There was also a dispute about whether delegates need to have attended precinct-level meetings to qualify.

Convention Chairman Rob Tyree said, “Due to the silence on the issue in statute, you don’t have to actually attend your precinct meeting to attend the state convention.”

Jimmy Stracner, the western regional political director for Trump’s campaign, said the rules are clear and allow delegates to be appointed if they were unable to attend their precinct meeting. The opposition was trying to stifle that ability, he said, adding that Saturday’s outcome was good for the Trump campaign.

“It speaks to the quality of our organization,” he said. “It speaks to the support Mr. Trump has in Nevada.”
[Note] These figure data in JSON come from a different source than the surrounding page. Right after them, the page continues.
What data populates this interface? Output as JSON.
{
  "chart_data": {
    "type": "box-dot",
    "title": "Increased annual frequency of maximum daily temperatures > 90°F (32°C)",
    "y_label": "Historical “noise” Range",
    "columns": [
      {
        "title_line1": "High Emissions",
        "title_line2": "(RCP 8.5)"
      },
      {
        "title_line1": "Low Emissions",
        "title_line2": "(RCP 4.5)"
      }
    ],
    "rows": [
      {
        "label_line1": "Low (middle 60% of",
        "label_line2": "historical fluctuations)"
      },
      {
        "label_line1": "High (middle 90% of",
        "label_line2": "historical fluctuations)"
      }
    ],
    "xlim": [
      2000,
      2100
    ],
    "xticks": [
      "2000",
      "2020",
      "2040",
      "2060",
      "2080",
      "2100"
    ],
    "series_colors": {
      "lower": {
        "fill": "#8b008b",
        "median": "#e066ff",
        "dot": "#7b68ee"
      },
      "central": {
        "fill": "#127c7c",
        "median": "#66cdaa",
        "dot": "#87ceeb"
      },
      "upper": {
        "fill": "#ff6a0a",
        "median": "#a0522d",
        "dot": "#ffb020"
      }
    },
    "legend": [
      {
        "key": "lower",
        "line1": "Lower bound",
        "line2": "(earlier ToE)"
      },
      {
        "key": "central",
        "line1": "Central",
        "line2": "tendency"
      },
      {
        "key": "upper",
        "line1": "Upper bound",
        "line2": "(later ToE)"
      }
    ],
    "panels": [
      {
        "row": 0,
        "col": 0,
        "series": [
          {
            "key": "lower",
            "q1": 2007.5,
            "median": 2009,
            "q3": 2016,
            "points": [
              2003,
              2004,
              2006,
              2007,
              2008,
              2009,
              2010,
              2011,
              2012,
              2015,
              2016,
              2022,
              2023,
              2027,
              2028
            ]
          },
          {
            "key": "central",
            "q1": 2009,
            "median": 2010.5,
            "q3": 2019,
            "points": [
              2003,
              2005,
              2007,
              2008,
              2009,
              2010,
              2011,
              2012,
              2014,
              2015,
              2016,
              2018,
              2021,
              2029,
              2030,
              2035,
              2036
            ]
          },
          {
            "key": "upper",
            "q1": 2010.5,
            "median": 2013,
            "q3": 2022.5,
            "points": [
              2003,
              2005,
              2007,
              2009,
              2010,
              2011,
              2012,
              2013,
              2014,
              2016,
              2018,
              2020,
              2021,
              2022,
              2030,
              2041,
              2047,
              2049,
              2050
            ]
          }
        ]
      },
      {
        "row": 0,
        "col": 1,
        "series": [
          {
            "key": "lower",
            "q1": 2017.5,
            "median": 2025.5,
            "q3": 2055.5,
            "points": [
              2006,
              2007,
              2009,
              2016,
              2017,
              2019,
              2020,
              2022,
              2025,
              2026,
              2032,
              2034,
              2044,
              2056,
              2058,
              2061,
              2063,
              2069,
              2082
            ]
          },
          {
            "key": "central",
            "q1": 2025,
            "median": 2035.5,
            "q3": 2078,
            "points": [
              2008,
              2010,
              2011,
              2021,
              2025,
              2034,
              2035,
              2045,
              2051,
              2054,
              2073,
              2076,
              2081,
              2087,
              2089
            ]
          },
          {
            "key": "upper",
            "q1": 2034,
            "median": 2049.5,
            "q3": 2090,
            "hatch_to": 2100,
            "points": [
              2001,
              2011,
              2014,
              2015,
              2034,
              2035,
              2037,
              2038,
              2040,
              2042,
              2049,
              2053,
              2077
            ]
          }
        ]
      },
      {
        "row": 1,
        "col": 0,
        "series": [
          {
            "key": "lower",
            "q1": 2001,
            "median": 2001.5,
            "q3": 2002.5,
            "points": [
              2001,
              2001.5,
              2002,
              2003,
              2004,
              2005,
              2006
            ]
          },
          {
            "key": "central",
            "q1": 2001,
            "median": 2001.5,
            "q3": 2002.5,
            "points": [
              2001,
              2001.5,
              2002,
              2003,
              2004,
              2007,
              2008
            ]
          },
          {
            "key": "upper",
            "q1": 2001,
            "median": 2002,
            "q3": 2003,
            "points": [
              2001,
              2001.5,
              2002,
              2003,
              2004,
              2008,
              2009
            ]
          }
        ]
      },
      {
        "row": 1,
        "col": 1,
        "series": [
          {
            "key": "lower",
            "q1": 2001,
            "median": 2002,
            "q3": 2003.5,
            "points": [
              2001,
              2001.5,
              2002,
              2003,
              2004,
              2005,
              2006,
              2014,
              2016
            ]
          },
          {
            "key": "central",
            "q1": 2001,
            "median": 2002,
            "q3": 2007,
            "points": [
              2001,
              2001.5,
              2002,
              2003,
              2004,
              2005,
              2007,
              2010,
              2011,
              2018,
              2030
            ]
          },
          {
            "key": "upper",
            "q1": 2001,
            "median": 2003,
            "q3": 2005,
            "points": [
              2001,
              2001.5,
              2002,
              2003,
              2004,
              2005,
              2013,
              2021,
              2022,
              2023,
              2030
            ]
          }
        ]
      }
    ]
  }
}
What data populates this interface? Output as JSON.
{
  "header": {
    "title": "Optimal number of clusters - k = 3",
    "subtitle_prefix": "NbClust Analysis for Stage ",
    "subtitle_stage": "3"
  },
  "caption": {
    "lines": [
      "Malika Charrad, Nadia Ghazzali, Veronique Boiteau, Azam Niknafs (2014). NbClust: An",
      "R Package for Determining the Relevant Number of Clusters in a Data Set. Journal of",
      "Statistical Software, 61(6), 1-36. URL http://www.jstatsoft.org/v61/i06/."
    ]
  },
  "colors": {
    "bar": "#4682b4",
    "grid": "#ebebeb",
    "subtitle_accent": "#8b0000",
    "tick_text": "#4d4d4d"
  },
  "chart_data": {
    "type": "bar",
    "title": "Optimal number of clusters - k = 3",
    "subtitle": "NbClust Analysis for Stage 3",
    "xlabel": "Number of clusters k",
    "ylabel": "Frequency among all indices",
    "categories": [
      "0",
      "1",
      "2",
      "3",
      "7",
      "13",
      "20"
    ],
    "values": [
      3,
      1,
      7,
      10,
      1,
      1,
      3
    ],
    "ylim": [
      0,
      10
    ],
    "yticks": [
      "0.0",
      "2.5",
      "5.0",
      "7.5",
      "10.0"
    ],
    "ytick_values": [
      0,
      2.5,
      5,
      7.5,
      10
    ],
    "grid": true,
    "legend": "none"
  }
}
The Clark County Republican Party can send up to about 2,000 delegates to the state convention. About 800 or 900 from Clark County usually go to the state convention, Tyree said.


Williams stepped down amid an ethics complaint filed against him by the convention chairman. Tyree had cited concerns about the high costs of the convention and a clause in the contract that gave Williams 40,000 Caesars Reward Credits, a program that can go toward perks such as meals and spa treatments. Williams didn’t mention the complaint in his resignation email and has denied wrongdoing.

The county party had decided to move forward with the complaint and send it to a disciplinary committee for a determination on a potential penalty, Republican officials said. Options would have included removal or censure, though Williams stepping down effectively ends the inquiry.

The county party will pick a new chairman at a May 18 meeting.